As misfortunes seldom come singly, it has fallen to our lot to record another disaster. It appears that on Sunday night a fire occurred in the kitchen of Harris' store at Sandford, which soon spread to the adjoining Sandford Hotel, kept by Mr. George Southern. A portion of the furniture was got out, but the store and hotel are described as completely gutted. The hotel was purchased some time ago by Mr. Southern for £1200, but complications have since arisen, and it is not yet known exactly upon whom the loss will fall. We are not aware whether the premises were insured.

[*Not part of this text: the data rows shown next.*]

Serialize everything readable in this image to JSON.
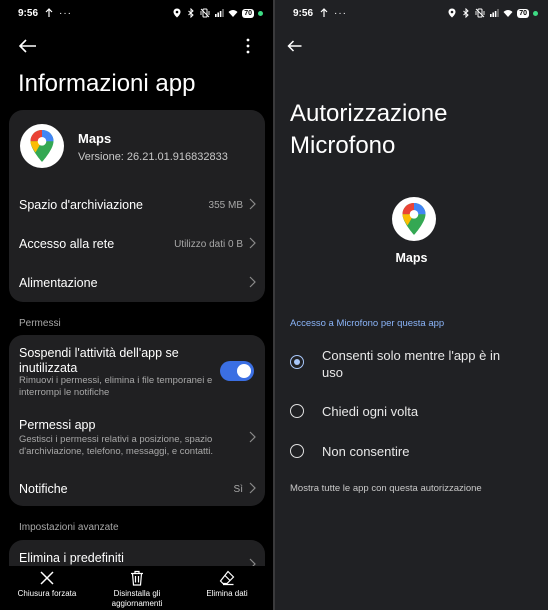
{
  "left": {
    "status": {
      "time": "9:56",
      "battery": "70"
    },
    "title": "Informazioni app",
    "app": {
      "name": "Maps",
      "version": "Versione: 26.21.01.916832833"
    },
    "rows": [
      {
        "label": "Spazio d'archiviazione",
        "value": "355 MB"
      },
      {
        "label": "Accesso alla rete",
        "value": "Utilizzo dati 0 B"
      },
      {
        "label": "Alimentazione",
        "value": ""
      }
    ],
    "permissions_section": "Permessi",
    "suspend": {
      "title": "Sospendi l'attività dell'app se inutilizzata",
      "subtitle": "Rimuovi i permessi, elimina i file temporanei e interrompi le notifiche",
      "enabled": true
    },
    "app_permissions": {
      "title": "Permessi app",
      "subtitle": "Gestisci i permessi relativi a posizione, spazio d'archiviazione, telefono, messaggi, e contatti."
    },
    "notifications": {
      "label": "Notifiche",
      "value": "Sì"
    },
    "advanced_section": "Impostazioni avanzate",
    "defaults": {
      "label": "Elimina i predefiniti"
    },
    "bottom_bar": {
      "force_stop": "Chiusura forzata",
      "uninstall_updates": "Disinstalla gli aggiornamenti",
      "clear_data": "Elimina dati"
    }
  },
  "right": {
    "status": {
      "time": "9:56",
      "battery": "70"
    },
    "title_line1": "Autorizzazione",
    "title_line2": "Microfono",
    "app_name": "Maps",
    "section": "Accesso a Microfono per questa app",
    "options": [
      {
        "label": "Consenti solo mentre l'app è in uso",
        "selected": true
      },
      {
        "label": "Chiedi ogni volta",
        "selected": false
      },
      {
        "label": "Non consentire",
        "selected": false
      }
    ],
    "show_all": "Mostra tutte le app con questa autorizzazione"
  },
  "icons": {
    "back": "back-arrow-icon",
    "menu": "more-vert-icon",
    "chevron": "chevron-right-icon",
    "force_stop": "close-icon",
    "uninstall": "trash-icon",
    "clear": "eraser-icon",
    "maps": "google-maps-pin-icon"
  },
  "colors": {
    "toggle_on": "#3b6fe3",
    "section_accent": "#8ab4f8",
    "radio_checked": "#a8c7fa"
  }
}
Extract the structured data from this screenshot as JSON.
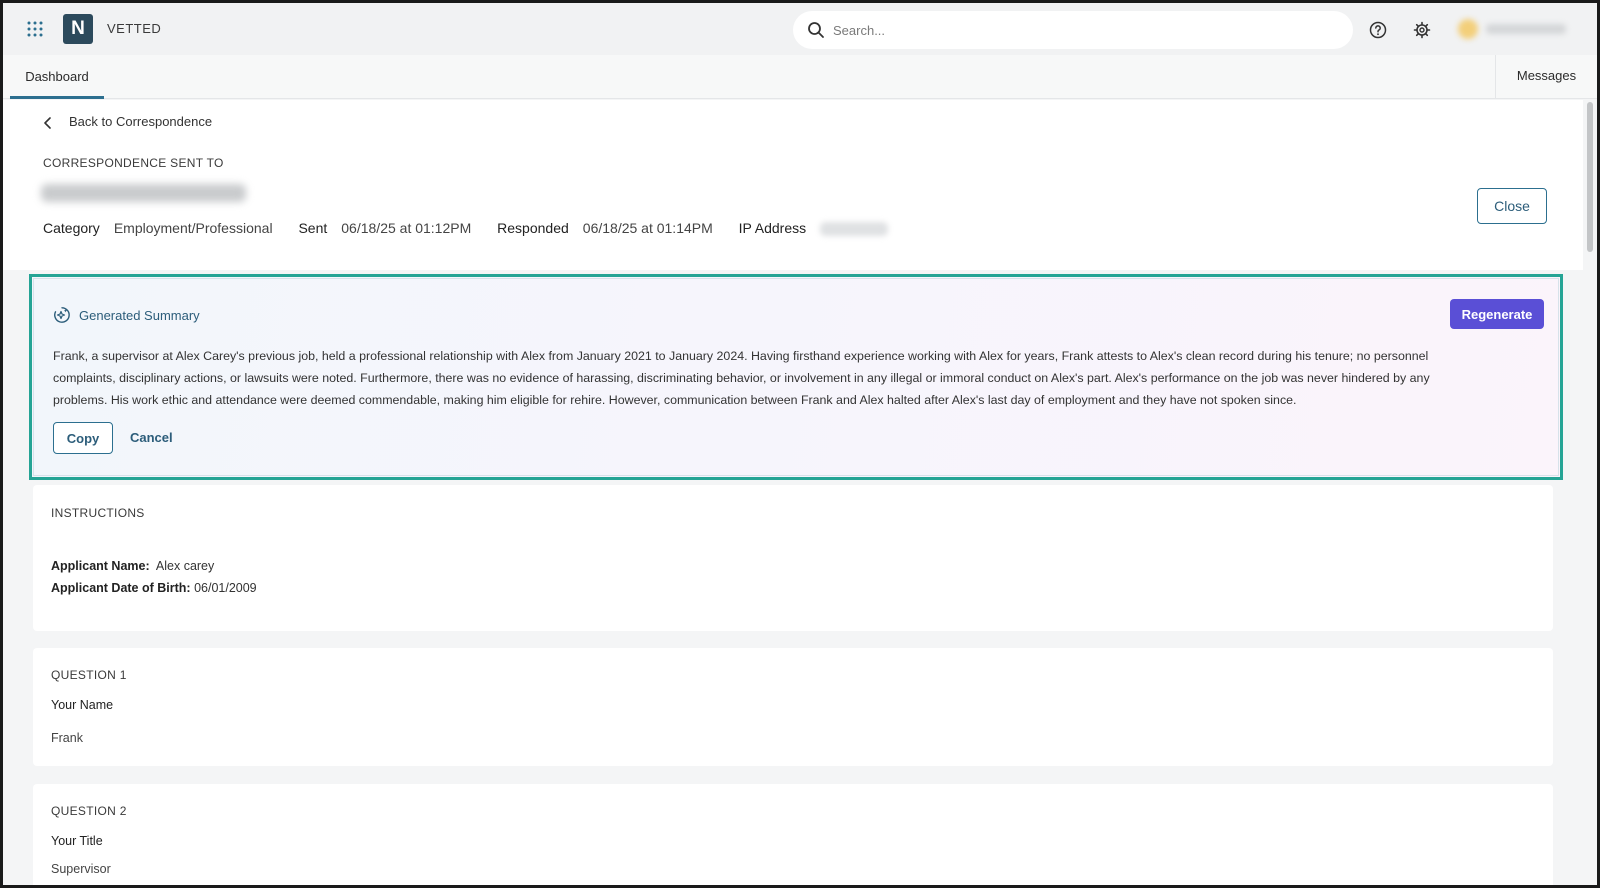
{
  "header": {
    "brand_letter": "N",
    "brand_name": "VETTED",
    "search_placeholder": "Search..."
  },
  "tabs": {
    "dashboard": "Dashboard",
    "messages": "Messages"
  },
  "correspondence": {
    "back_label": "Back to Correspondence",
    "sent_to_label": "CORRESPONDENCE SENT TO",
    "category_label": "Category",
    "category_value": "Employment/Professional",
    "sent_label": "Sent",
    "sent_value": "06/18/25 at 01:12PM",
    "responded_label": "Responded",
    "responded_value": "06/18/25 at 01:14PM",
    "ip_label": "IP Address",
    "close_label": "Close"
  },
  "summary": {
    "title": "Generated Summary",
    "regenerate_label": "Regenerate",
    "text": "Frank, a supervisor at Alex Carey's previous job, held a professional relationship with Alex from January 2021 to January 2024. Having firsthand experience working with Alex for years, Frank attests to Alex's clean record during his tenure; no personnel complaints, disciplinary actions, or lawsuits were noted. Furthermore, there was no evidence of harassing, discriminating behavior, or involvement in any illegal or immoral conduct on Alex's part. Alex's performance on the job was never hindered by any problems. His work ethic and attendance were deemed commendable, making him eligible for rehire. However, communication between Frank and Alex halted after Alex's last day of employment and they have not spoken since.",
    "copy_label": "Copy",
    "cancel_label": "Cancel"
  },
  "instructions": {
    "label": "INSTRUCTIONS",
    "applicant_name_label": "Applicant Name:",
    "applicant_name_value": "Alex carey",
    "dob_label": "Applicant Date of Birth:",
    "dob_value": "06/01/2009"
  },
  "questions": [
    {
      "label": "QUESTION 1",
      "title": "Your Name",
      "answer": "Frank"
    },
    {
      "label": "QUESTION 2",
      "title": "Your Title",
      "answer": "Supervisor"
    }
  ],
  "colors": {
    "accent": "#2c6f8f",
    "regenerate": "#5a4fd6",
    "highlight_border": "#25a495",
    "logo_bg": "#2c4a5c"
  },
  "icons": [
    "apps-grid-icon",
    "search-icon",
    "help-icon",
    "gear-icon",
    "chevron-left-icon",
    "sparkle-icon"
  ]
}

"The Hamilton Spectator" (Vic.) Saturday, 29th January 1870.
THE SANDFORD FIRE.
We have received further particulars of this disaster, and feel bound to say that the affair bears a rather mysterious aspect. The fire began in the kitchen of Harris's store as previously mentioned, at about noon on Sunday. One of the neighbours, a female, saw flames proceeding from the building, and gave the alarm. After a great deal of trouble, Mr. Harris, who was said to be taking his breakfast in the store, was made aware of what was going on. It was noticed that the fire did not proceed from the vicinity of the fire-place in the kitchen, but from an opposite direction. Soon the flames reached the shingles of Harris's store, and also caught the window-frames of Southern's ball-room adjoining. By this tine the people were coming out of church, and about sixty persons lent their assistance to endeavour to extinguish the fire. It was fortunate that it was "Chapel Sunday" at Sandford, otherwise the aid obtainable would have bean very limited, and the greater part of the township would have been sacrificed. Everyone will remember what sort of day Sunday was ; the heat being intense, and a fierce sirocco rendering everything as dry as tinder. Messrs. J. H Jackson, M'Evoy, and Nicholls, rendered good service and stationed themselves on the roof of the stable, which they managed to cover with wet blankets.

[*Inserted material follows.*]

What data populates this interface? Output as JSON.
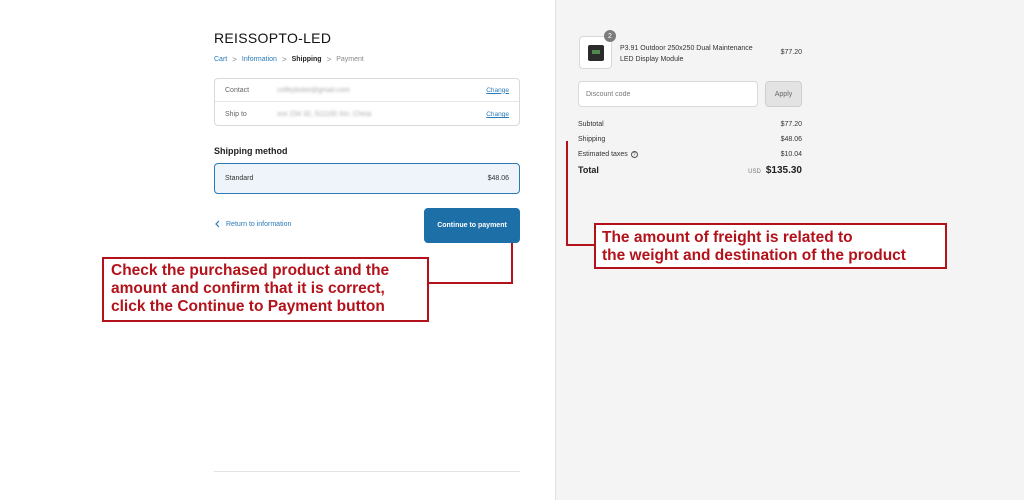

The heat was so great that it was difficult to pass buckets of water up to them without getting scorched, but they stood their ground bravely, and so saved this portion of the premises, whereby the fire was prevented from spreading. As it was, a haystack at the rear of Lesser's store was burnt, and the danger threatening the surrounding buildings was considerable. From the ball-room the fire soon spread to Southern's hotel, the roof of which being an old one, fell an easy prey to flames quickened by the breeze. The public then directed their attention to getting out the furniture, and they succeeded in removing most of it. A portion of the stock of wines, spirits, &c., was also saved, but there was a great deal of unavoidable destruction, particularly among bottled goods. There was very little in Harris's store to be removed, a waggon load of goods having been despatched about a fortnight previously in charge of the son of Mr. Harris who went on a hawking expedition. Another dray had been got ready to start, and was to have been despatched on Monday (the day after the fire). In a few hours the fire had burnt itself out, although it was found necessary for a few persons to watch the surrounding embers during the night.

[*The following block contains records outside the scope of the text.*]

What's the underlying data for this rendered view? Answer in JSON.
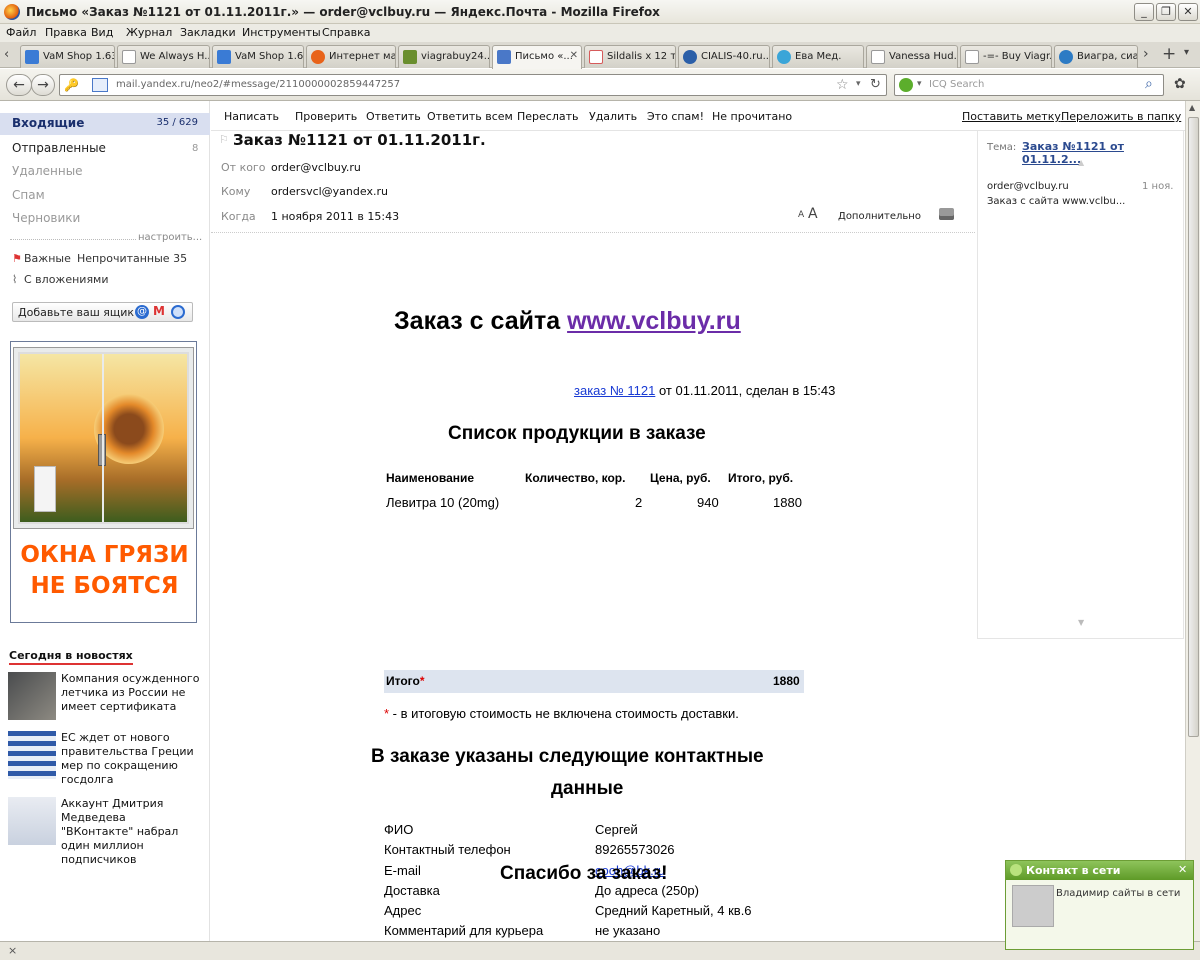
{
  "window": {
    "title": "Письмо «Заказ №1121 от 01.11.2011г.» — order@vclbuy.ru — Яндекс.Почта - Mozilla Firefox"
  },
  "menu": [
    "Файл",
    "Правка",
    "Вид",
    "Журнал",
    "Закладки",
    "Инструменты",
    "Справка"
  ],
  "tabs": [
    {
      "label": "VaM Shop 1.63",
      "icon_color": "#3a7bd5"
    },
    {
      "label": "We Always H...",
      "icon_color": "#bbb"
    },
    {
      "label": "VaM Shop 1.63",
      "icon_color": "#3a7bd5"
    },
    {
      "label": "Интернет ма...",
      "icon_color": "#e8631a"
    },
    {
      "label": "viagrabuy24....",
      "icon_color": "#6a8f2e"
    },
    {
      "label": "Письмо «...",
      "icon_color": "#4a78c8"
    },
    {
      "label": "Sildalis x 12 т...",
      "icon_color": "#d65b5b"
    },
    {
      "label": "CIALIS-40.ru...",
      "icon_color": "#2b5fa8"
    },
    {
      "label": "Ева Мед.",
      "icon_color": "#3aa5d8"
    },
    {
      "label": "Vanessa Hud...",
      "icon_color": "#bbb"
    },
    {
      "label": "-=- Buy Viagr...",
      "icon_color": "#bbb"
    },
    {
      "label": "Виагра, сиа...",
      "icon_color": "#2d7bc4"
    }
  ],
  "nav": {
    "url": "mail.yandex.ru/neo2/#message/2110000002859447257",
    "search_placeholder": "ICQ Search"
  },
  "sidebar": {
    "inbox": "Входящие",
    "inbox_count": "35 / 629",
    "sent": "Отправленные",
    "sent_count": "8",
    "deleted": "Удаленные",
    "spam": "Спам",
    "drafts": "Черновики",
    "setup": "настроить...",
    "important": "Важные",
    "unread": "Непрочитанные 35",
    "attachments": "С вложениями",
    "add_box": "Добавьте ваш ящик",
    "ad_line1": "ОКНА ГРЯЗИ",
    "ad_line2": "НЕ БОЯТСЯ",
    "news_title": "Сегодня в новостях",
    "news": [
      "Компания осужденного летчика из России не имеет сертификата",
      "ЕС ждет от нового правительства Греции мер по сокращению госдолга",
      "Аккаунт Дмитрия Медведева \"ВКонтакте\" набрал один миллион подписчиков"
    ]
  },
  "toolbar": [
    "Написать",
    "Проверить",
    "Ответить",
    "Ответить всем",
    "Переслать",
    "Удалить",
    "Это спам!",
    "Не прочитано"
  ],
  "toolbar_right": [
    "Поставить метку",
    "Переложить в папку"
  ],
  "message": {
    "subject": "Заказ №1121 от 01.11.2011г.",
    "from_label": "От кого",
    "from": "order@vclbuy.ru",
    "to_label": "Кому",
    "to": "ordersvcl@yandex.ru",
    "when_label": "Когда",
    "when": "1 ноября 2011 в 15:43",
    "more": "Дополнительно"
  },
  "thread": {
    "label": "Тема:",
    "subject": "Заказ №1121 от 01.11.2...",
    "from": "order@vclbuy.ru",
    "date": "1 ноя.",
    "snippet": "Заказ с сайта www.vclbu..."
  },
  "order": {
    "heading_prefix": "Заказ с сайта ",
    "site": "www.vclbuy.ru",
    "order_link": "заказ № 1121",
    "order_info": " от 01.11.2011, сделан в 15:43",
    "products_title": "Список продукции в заказе",
    "columns": [
      "Наименование",
      "Количество, кор.",
      "Цена, руб.",
      "Итого, руб."
    ],
    "rows": [
      {
        "name": "Левитра 10 (20mg)",
        "qty": "2",
        "price": "940",
        "total": "1880"
      }
    ],
    "total_label": "Итого",
    "total_star": "*",
    "total": "1880",
    "note_star": "*",
    "note": " - в итоговую стоимость не включена стоимость доставки.",
    "contacts_title_1": "В заказе указаны следующие контактные",
    "contacts_title_2": "данные",
    "contacts": [
      {
        "k": "ФИО",
        "v": "Сергей"
      },
      {
        "k": "Контактный телефон",
        "v": "89265573026"
      },
      {
        "k": "E-mail",
        "v": "cooh@bk.ru"
      },
      {
        "k": "Доставка",
        "v": "До адреса (250р)"
      },
      {
        "k": "Адрес",
        "v": "Средний Каретный, 4 кв.6"
      },
      {
        "k": "Комментарий для курьера",
        "v": "не указано"
      }
    ],
    "thanks": "Спасибо за заказ!"
  },
  "popup": {
    "title": "Контакт в сети",
    "text": "Владимир сайты в сети"
  }
}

Southern's premises, which were purchased by him for £1100 were not insured, at far as we know. £400 had been paid as a deposit on the premises, but a notice of ejectment had been served on him, as subsequent payments were in arrears. Only a few days previously Southern had paid off a bill of sale on his furniture, amounting to £240, held by Bostock and Chapman.
Harris's premises were rented at £40 a year, and his stock is supposed to have been insured. He at first denied that there was any insurances but subsequently stated he had left £40 with his agent in Melbourne to take out policies for £800 ; but could not say whether the agent had done so. There is also statement about two letters said to contain £700 being destroyed by the fire, but whether this was true or not we cannot undertake to say. Harris had been living about twelve months in the place, and there were frequent quarrels between his wife and himself, one of these domestic broils occurring on the morning of the fire.
It appears to us that facts of the case demand investigation, and that an inquest on the fire would not be out of place.